For one, the “Die Young” rapper understands his rise to fame is a unique journey. When asked whether there’s anyone whose career path he would like to model, he explained that it’s “almost impossible” to emulate another person’s steps to success. “It’s like thinking about Michael Jordan, LeBron James and Kobe Bryant — you can’t compare them, because they came up at three different points in time, they had to play against different people, people’s mentality was different,” he said. “So I just do my own thing, honestly. I can’t say, ‘I want this man’s life,’ or ‘I want this man’s career,’ because that’s envy, and envy is a sin.”

In an age where it’s common for artists to drop more than three projects a year, Ricch’s confidence in his talent and the status of his records, and his desire to deliver high quality records prevents him from dropping microwavable projects just for the sake of pleasing fans.

“I feel like pressure is self-imposed, so I ain’t under no pressure… So for me to drop a whole other album right now, it’s just overkill,” the Compton artist said. “At least let me wait until, instead of five songs on the radio, let me wait till I’ve got two. I don’t wanna be just putting songs on the radio all the time. We ain’t making mixtape music no more. You’ve gotta give it space and time for people to digest it.”

Though many desire to hear the follow up to Ricch’s Please Excuse Me for Being Antisocial project, he ultimately wants to ensure he’s dropping quality music, which for him, may take some time to complete.

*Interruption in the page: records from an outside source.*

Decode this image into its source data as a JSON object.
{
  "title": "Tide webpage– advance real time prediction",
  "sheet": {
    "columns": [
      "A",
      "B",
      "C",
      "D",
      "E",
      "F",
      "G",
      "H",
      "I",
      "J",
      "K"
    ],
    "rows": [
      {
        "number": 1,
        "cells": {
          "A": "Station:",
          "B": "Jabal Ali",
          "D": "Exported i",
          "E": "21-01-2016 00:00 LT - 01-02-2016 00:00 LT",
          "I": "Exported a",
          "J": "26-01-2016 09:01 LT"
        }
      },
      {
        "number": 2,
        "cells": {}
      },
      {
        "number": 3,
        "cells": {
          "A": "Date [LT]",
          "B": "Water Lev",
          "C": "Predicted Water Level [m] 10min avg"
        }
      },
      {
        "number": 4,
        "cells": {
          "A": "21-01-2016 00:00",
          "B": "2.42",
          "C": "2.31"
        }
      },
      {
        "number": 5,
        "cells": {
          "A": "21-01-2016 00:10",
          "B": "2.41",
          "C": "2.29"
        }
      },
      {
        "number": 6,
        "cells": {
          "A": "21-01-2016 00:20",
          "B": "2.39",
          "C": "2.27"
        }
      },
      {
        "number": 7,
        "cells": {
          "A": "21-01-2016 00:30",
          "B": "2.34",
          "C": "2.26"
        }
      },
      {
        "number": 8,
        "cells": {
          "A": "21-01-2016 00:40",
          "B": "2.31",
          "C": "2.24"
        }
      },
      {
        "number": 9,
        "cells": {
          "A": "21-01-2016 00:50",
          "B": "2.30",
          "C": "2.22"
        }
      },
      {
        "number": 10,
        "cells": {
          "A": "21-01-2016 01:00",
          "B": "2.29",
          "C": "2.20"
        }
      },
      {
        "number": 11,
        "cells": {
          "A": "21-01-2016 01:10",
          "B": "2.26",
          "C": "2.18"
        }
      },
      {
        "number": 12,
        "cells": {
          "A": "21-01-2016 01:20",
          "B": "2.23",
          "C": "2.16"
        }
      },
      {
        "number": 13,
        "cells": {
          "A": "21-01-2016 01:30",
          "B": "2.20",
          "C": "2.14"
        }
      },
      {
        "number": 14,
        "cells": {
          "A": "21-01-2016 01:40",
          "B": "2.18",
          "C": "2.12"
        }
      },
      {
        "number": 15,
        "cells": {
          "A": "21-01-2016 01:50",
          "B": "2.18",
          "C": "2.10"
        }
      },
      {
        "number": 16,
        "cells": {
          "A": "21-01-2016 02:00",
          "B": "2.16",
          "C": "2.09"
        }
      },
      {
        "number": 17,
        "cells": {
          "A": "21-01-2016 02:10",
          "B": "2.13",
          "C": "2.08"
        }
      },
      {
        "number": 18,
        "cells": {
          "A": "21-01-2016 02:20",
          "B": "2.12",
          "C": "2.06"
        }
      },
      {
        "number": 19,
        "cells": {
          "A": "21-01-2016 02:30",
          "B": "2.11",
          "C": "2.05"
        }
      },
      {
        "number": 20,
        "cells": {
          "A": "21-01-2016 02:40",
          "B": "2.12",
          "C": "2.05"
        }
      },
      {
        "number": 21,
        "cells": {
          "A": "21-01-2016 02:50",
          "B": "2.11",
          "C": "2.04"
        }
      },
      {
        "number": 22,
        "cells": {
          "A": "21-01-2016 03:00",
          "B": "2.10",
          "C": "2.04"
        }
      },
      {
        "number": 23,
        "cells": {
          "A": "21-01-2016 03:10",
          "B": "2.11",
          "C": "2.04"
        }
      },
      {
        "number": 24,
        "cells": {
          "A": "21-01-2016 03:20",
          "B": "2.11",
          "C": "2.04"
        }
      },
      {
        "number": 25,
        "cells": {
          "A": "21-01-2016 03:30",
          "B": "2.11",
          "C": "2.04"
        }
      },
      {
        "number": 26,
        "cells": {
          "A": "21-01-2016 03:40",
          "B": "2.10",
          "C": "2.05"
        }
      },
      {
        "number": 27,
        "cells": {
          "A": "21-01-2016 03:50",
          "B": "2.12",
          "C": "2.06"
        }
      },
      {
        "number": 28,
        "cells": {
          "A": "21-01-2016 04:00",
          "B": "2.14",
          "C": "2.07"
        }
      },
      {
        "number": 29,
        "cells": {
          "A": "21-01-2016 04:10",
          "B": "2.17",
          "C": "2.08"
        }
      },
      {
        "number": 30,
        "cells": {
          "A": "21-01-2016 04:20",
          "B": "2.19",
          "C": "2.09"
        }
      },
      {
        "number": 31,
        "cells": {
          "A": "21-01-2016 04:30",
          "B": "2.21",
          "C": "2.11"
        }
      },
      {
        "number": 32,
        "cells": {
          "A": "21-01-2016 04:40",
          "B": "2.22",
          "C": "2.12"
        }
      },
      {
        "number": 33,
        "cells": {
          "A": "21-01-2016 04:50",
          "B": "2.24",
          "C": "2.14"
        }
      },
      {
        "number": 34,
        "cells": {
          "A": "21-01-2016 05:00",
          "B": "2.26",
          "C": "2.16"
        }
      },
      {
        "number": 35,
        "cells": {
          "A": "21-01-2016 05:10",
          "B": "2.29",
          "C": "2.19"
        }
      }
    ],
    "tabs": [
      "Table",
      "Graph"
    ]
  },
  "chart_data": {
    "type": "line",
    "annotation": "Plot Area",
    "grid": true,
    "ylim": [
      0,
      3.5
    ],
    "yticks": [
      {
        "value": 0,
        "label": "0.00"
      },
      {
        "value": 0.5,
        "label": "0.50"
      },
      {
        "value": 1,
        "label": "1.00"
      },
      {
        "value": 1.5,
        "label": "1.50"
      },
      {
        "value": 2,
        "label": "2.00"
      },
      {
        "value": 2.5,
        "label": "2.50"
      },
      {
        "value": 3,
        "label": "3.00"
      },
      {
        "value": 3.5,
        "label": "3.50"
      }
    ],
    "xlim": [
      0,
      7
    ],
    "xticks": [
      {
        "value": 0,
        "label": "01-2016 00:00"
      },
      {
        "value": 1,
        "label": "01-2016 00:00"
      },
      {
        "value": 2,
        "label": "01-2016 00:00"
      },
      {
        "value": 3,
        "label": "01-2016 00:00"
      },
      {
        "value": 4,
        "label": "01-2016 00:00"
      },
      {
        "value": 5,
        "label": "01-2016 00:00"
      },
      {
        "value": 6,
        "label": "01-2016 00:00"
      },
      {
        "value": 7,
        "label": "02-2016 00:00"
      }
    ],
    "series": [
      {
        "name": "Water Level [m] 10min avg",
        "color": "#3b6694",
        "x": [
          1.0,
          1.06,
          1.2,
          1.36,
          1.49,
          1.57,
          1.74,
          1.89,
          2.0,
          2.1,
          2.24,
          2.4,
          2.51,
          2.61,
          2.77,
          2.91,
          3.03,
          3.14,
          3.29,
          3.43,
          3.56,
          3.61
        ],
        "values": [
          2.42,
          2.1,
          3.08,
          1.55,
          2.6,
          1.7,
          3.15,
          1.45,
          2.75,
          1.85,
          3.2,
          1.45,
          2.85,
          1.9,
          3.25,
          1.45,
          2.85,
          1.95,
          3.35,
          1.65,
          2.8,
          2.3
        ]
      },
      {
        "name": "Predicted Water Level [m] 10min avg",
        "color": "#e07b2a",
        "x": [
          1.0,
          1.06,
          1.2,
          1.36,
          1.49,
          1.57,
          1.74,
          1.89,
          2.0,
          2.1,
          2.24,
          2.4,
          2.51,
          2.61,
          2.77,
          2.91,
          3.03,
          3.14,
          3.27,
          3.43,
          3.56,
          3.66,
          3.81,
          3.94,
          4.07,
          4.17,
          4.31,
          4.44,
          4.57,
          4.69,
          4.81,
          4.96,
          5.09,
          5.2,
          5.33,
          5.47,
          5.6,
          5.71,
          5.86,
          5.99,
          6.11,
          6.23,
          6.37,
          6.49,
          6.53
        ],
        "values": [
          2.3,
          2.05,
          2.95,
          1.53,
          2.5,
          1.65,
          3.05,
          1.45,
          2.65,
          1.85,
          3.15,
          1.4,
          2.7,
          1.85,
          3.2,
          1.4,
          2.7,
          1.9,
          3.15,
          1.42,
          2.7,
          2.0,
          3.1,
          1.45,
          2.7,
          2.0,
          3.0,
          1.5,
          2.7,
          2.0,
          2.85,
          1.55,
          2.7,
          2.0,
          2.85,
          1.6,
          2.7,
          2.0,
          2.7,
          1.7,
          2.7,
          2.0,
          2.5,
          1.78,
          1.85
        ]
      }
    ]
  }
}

“I feel like the problem with us nowadays is we want everything right now. But the music isn’t gonna be progressive when you’re putting something out every three months, because you ain’t been through nothing; you still feel like how you felt when you [last] dropped the music,” he told Variety. “To me, stuff doesn’t happen in my life every single day. Maybe for some people it does, but my life don’t happen that fast. I have to give myself time to actually go through things so I can speak on it, and have a new understanding of life. It’s not like I make music that’s not my life, so I feel like I need to give my life time to inspire me.”